Copy Editing

Copy editing is a most important and time-consuming task for those involved in the field. It requires the sensitive editorial handling of print material of every kind. And it requires the editor’s close attention to a document’s every detail, its format, and all of its elements; a thorough knowledge of what to look for and of the style to be followed as desired by the author or client; and the ability to make quick, logical, objective, justifiable, and defensible decisions in the correction of spelling, grammar, punctuation, terminology, sentence structure, clarity, conciseness, tone and voice, inconsistencies, and typographical errors. Valued editors are those who know editorial and factual things that others don’t know and who offer keen understanding of an author’s need to advance communication.

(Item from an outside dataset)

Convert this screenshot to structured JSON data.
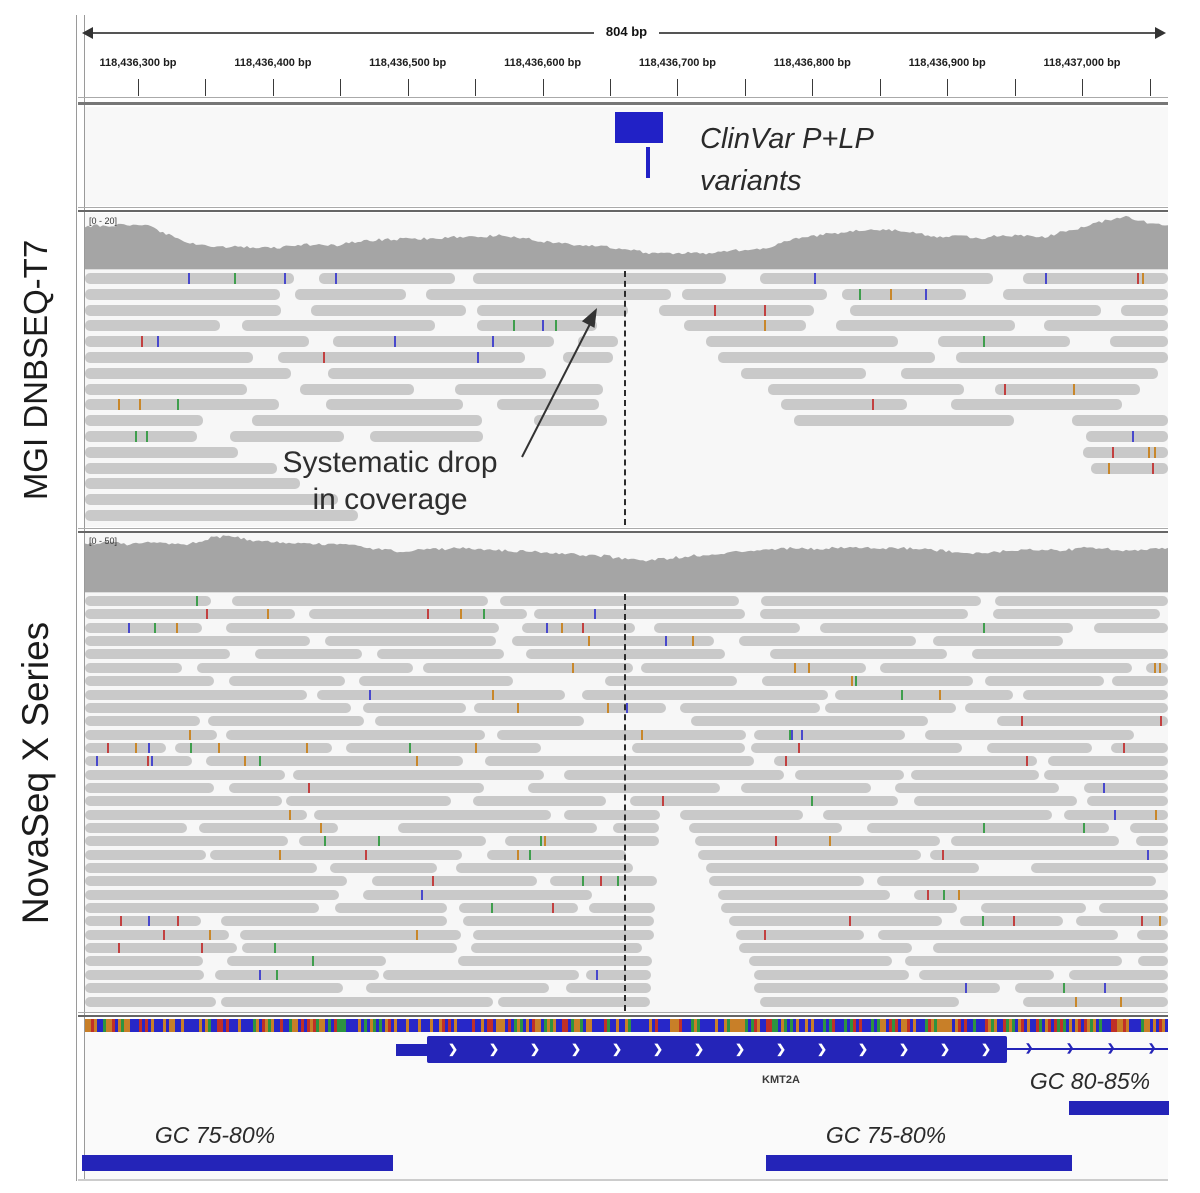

To begin with, copy editors are thoroughly familiar with and comfortable applying the universally accepted editorial and typographic marks and symbols—as described in the Chicago Manual of Style and summarized under proofreader’s marks in Merriam-Webster’s Collegiate Dictionary, 11th edition—that are commonly understood by compositors working in English.

The editorial function comprises two processes: mechanical editing and substantive editing. Mechanical editing involves a close reading, with an eye on consistency of capitalization, spelling, and hyphenation and other end-of-line word breaks; agreement between verbs and subjects; scores of other matters of syntax; punctuation; beginning and ending quotation marks and parentheses; number of ellipsis points; numbers given either as figures or as words; and hundreds of other, similar details of grammatical, editorial, and typographic style.

In addition to regularizing those details of style, the copy editor is expected to catch infelicities of expression that mar an author’s prose and impede communication. Such matters include but are by no means limited to dangling participles, misplaced modifiers, mixed metaphors, unclear antecedents, unintentional redundancies, faulty attempts at parallel construction, mistaken junction, overuse of an author’s pet word or phrase, unintentional repetition of words, race or gender or geographic bias, and hyphenating in the predicate, unless, of course, the hyphenated term is an entry in the dictionary and therefore permanently hyphenated in every grammatical case. Job seekers, especially, need to attend to such details in their executive résumé.

The second, nonmechanical, process—called substantive editing—involves rewriting, reorganizing, or suggesting more-effective ways to present material.

o Editors identify by instinct and learn from their experience how much of this kind of editing to do on a particular document.

o Experienced editors recognize and do not tamper with an author’s unusual figures of speech or idiomatic usage that is pertinent to a work.

o They preserve the author’s voice with a view toward the faithful reproduction of the author’s manuscript.

o They silently correct inconsistencies, misusages, and misspellings solely for the purpose of clarifying the unclear.

o They know when to go ahead and make an editorial change or simply suggest it to the author.

o They know when to delete a repetition, when to change it for variation, and when to merely point it out to the author or to job seeker on an executive résumé.

o They respect an author’s right to expect conscientious, intelligent editorial help.

o They never make queries that sound stupid, naive, or pedantic or that seem to reflect upon an author’s scholarly ability or powers of interpretation.